Background. Clinical teaching is central in the training of medical students. Although medical studies without practice are hard to imagine nowadays, for most patients this type of learning is still difficult to understand and not always acceptable. Materials and methods. A prospective anonymous survey of 150 participants was carried out. Participants were patients at the Surgery Department of the Kauno Klinikos Hospital of the Lithuanian University of Health Sciences. The questionnaire comprised 12 questions: the first two on the patients’ personal information and the rest about the patients’ opinion about medical students.

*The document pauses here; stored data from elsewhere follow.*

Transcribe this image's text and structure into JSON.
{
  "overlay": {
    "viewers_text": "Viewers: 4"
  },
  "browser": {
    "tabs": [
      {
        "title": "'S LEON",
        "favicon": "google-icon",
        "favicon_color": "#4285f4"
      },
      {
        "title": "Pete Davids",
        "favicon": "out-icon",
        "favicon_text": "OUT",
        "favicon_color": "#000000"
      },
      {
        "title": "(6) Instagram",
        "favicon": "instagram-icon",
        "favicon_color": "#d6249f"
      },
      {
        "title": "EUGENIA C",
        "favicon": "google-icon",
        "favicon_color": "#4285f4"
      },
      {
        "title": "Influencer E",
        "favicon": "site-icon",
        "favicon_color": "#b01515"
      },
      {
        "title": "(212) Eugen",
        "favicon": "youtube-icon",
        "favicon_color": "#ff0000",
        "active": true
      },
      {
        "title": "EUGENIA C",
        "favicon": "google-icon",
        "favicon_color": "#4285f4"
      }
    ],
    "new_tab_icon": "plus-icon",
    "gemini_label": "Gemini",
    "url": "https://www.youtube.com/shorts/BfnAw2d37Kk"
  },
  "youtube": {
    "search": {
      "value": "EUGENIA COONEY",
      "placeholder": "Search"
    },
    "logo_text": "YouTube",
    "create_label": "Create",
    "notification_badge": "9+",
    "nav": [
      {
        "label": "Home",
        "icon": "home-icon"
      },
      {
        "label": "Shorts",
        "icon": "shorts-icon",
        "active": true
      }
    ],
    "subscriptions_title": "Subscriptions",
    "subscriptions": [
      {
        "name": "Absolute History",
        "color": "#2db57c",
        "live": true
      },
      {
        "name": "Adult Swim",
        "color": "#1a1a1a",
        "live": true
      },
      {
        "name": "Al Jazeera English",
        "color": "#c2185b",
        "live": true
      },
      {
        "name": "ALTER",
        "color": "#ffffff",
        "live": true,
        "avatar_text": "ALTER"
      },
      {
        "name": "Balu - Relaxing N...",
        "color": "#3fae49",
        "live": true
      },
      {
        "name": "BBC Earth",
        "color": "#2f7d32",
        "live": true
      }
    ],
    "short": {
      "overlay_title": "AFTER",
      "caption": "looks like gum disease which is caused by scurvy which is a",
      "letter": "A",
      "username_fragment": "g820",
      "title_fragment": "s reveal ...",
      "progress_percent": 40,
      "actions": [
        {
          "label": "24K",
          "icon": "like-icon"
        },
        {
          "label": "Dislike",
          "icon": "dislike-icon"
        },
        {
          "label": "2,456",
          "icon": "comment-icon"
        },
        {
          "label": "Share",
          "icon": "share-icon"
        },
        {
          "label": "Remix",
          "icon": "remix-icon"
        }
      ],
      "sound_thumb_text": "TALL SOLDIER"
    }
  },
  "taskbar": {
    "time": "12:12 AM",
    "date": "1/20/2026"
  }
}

Statistical analysis software IBM SPSS Statistics 23.0 was used for statistical data analysis. A statistically significant difference was observed when p < 0.05. Results. Seventy-eight per cent of patients would allow medical students to be present during their surgery; 78.7% would permit medical students help the anaesthetic team with procedures; 79% responded that students were not introduced, and 21.3% stated that they were informed about students’ involvement for learning purposes. The majority of the respondents (62%) answered that the main advantage was additional practical skills. Talking about disadvantages, 25% of the respondents thought that students were not professional enough, 6% were worried about an overcrowded operating theatre, yet the majority of patients (69%) did not worry about this. Conclusions. The majority of patients would agree with the involvement of medical students in their surgical operations and induction of anaesthesia. The patients pointed out that the general reason for their concern over surgical operations was that the students were not professional enough and did not have required skills. Most patients thought that involving students in their surgical operations did not have negative influence on surgery quality.